Currently, image extensions are being rolled out across mobile browsers, although a more widespread rollout is expected as the new feature is updated over time.

How to Create a Google Ads Image Extension

Google Ads image extensions can be added per campaign, making it more straightforward to conduct bulk uploads. It’s also possible to add image extensions to multiple campaigns or ad groups in any one go, or to ad groups singularly.

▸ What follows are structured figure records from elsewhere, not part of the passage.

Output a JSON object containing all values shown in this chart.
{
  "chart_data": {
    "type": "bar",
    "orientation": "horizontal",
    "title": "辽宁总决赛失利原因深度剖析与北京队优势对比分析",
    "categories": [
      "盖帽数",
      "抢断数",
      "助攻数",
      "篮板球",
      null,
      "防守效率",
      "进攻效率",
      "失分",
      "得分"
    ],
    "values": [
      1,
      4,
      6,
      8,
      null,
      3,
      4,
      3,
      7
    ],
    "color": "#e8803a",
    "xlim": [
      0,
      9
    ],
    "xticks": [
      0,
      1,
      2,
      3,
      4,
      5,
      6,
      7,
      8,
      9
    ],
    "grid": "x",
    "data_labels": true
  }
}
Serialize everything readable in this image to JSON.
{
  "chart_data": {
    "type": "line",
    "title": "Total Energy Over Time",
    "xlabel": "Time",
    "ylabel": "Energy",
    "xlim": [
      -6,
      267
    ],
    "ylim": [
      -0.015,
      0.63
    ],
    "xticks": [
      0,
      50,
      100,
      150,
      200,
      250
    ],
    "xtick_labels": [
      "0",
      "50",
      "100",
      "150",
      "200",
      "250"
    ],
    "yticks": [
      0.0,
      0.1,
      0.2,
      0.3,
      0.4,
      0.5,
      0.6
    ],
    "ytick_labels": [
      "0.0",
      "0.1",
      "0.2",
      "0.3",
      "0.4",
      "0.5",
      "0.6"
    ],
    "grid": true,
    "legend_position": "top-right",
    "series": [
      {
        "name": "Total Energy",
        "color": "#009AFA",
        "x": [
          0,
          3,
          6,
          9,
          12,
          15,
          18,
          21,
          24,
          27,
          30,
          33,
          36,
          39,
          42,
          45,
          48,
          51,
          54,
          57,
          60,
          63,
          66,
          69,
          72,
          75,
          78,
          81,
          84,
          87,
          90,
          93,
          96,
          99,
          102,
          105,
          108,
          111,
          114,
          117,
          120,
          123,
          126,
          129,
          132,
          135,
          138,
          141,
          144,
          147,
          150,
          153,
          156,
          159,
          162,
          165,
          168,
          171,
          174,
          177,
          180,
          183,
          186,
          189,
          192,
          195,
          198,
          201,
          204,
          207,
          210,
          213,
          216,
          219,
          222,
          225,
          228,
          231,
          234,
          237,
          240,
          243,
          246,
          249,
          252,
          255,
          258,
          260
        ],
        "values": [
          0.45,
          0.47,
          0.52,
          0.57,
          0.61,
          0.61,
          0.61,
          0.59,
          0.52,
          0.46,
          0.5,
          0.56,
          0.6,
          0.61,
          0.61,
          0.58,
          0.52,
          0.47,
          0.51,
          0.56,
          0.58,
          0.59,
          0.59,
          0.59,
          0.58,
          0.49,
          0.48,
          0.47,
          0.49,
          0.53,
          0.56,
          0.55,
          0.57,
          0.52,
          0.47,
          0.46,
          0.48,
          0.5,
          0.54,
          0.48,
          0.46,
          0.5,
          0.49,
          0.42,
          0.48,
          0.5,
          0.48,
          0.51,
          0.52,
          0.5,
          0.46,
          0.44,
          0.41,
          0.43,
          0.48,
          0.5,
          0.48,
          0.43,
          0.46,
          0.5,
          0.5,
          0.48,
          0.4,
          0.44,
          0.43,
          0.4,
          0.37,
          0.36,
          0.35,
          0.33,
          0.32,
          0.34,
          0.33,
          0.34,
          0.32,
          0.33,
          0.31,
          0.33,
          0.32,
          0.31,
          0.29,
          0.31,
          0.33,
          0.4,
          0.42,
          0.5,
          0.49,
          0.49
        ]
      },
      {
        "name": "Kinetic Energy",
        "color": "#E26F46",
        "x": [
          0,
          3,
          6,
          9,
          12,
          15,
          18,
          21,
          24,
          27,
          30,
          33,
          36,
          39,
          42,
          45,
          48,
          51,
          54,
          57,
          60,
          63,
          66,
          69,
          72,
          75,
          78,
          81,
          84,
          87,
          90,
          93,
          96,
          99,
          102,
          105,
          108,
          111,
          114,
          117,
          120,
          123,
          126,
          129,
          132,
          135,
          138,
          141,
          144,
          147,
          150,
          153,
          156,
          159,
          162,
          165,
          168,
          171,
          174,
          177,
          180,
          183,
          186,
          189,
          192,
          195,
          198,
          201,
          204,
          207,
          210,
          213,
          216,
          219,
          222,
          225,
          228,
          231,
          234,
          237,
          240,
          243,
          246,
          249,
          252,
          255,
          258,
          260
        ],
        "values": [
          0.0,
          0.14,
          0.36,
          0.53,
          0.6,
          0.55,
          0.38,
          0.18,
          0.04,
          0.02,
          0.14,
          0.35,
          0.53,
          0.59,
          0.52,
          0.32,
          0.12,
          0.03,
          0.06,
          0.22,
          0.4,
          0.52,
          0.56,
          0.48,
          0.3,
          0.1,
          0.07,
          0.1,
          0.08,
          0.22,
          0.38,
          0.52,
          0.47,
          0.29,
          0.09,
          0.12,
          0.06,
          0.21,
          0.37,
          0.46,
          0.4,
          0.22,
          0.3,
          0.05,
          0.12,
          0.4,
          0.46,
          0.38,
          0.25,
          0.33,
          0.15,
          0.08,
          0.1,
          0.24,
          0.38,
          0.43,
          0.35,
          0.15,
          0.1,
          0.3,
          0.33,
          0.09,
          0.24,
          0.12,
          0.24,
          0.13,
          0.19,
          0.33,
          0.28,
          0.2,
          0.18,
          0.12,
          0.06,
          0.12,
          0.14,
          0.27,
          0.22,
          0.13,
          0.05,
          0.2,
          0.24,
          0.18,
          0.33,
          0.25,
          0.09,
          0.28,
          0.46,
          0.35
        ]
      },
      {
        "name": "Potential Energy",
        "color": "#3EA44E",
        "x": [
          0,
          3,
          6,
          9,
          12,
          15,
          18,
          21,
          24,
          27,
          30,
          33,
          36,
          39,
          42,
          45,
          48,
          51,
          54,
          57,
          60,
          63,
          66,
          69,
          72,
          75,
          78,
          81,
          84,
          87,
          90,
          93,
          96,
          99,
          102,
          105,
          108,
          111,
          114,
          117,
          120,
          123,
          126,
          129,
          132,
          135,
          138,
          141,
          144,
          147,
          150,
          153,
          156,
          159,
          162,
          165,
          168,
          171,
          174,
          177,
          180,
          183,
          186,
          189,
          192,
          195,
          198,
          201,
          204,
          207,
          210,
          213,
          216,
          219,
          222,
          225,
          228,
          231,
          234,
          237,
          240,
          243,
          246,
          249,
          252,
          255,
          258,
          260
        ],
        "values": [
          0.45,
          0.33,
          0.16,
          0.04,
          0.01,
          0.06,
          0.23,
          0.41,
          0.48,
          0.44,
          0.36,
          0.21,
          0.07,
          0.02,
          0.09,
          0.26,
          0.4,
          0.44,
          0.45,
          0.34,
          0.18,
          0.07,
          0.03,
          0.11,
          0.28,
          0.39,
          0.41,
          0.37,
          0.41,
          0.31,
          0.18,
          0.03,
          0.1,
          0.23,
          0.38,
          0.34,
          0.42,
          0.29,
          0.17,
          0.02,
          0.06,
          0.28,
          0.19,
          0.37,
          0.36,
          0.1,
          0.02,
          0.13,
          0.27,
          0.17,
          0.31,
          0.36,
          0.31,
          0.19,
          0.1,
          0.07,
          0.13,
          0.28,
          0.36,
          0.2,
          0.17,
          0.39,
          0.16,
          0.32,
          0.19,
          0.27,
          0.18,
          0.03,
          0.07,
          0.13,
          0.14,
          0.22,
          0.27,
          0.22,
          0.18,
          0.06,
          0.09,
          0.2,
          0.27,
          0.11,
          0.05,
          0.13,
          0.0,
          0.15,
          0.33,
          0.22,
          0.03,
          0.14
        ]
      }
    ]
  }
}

However, the most efficient way of selecting multiple ad groups or campaigns is by following the steps below:

  1. Sign into your Google Ads account
  2. In the page menu on the left, select ‘Ads & extensions’

  3. Click on the plus button and select ‘image extension’

  4. From the ‘Add to’ drop-down menu, select a campaign or ad group that you want to add your image extension to.

  5. Click on the plus button next to ‘images’ and then select an image source from the top of your dialog box.

  6. Here, you can select:

    1. ‘Create new’ - This adds image assets for you to choose from. You can select ‘Scan website’, ‘Upload’ or ‘Recently used.’

    2. ‘Use existing’ - This enables you to select image extensions from any existing campaign or ad group in your Ads account.

  7. Follow the prompts in order to upload your selected images.

  8. If any of your images don’t carry an aspect ratio of 1:1 or 1.9:1, it’s important that you crop them before you include them in your extension. Click the image that you would like to crop and make your changes before pressing ‘Continue.’ Repeat this step for your remaining images.

  9. You can pick up to 20 images for your image extension before hitting ‘Save’ to confirm your choices.

  10. Once you save your images, you’ll be able to see a preview of your final image selection to the right of your screen. If you’d like to make further changes, simply click on the pencil icon to edit.

Of course, it’s important to note that the images you upload will be subject to approval by Google after they’ve been saved. Once they’re approved, the images will start to show up alongside your ads on mobile SERPs.

Outperforming Competitors With Image Extensions

Although image extensions are a relatively new feature from Google, we can already see positive use cases from marketers that have adopted images within their ads.

Performance image extensions

(Image: Seer)

Seer Interactive has recorded significantly higher click-through rates alongside their ads featuring image extensions as opposed to those without an accompanying image. There’s also a tangible fall in cost-per-action values, too.

This indicates that the use of image extensions can not only boost click-through rates but lower the cost of campaigns in the process.

In an online space where countless businesses are vying for attention online, image extensions can be a valuable tool in actually showing users what your company is about, rather than attempting to shout louder than all of the other companies alongside you in Google’s SERPs.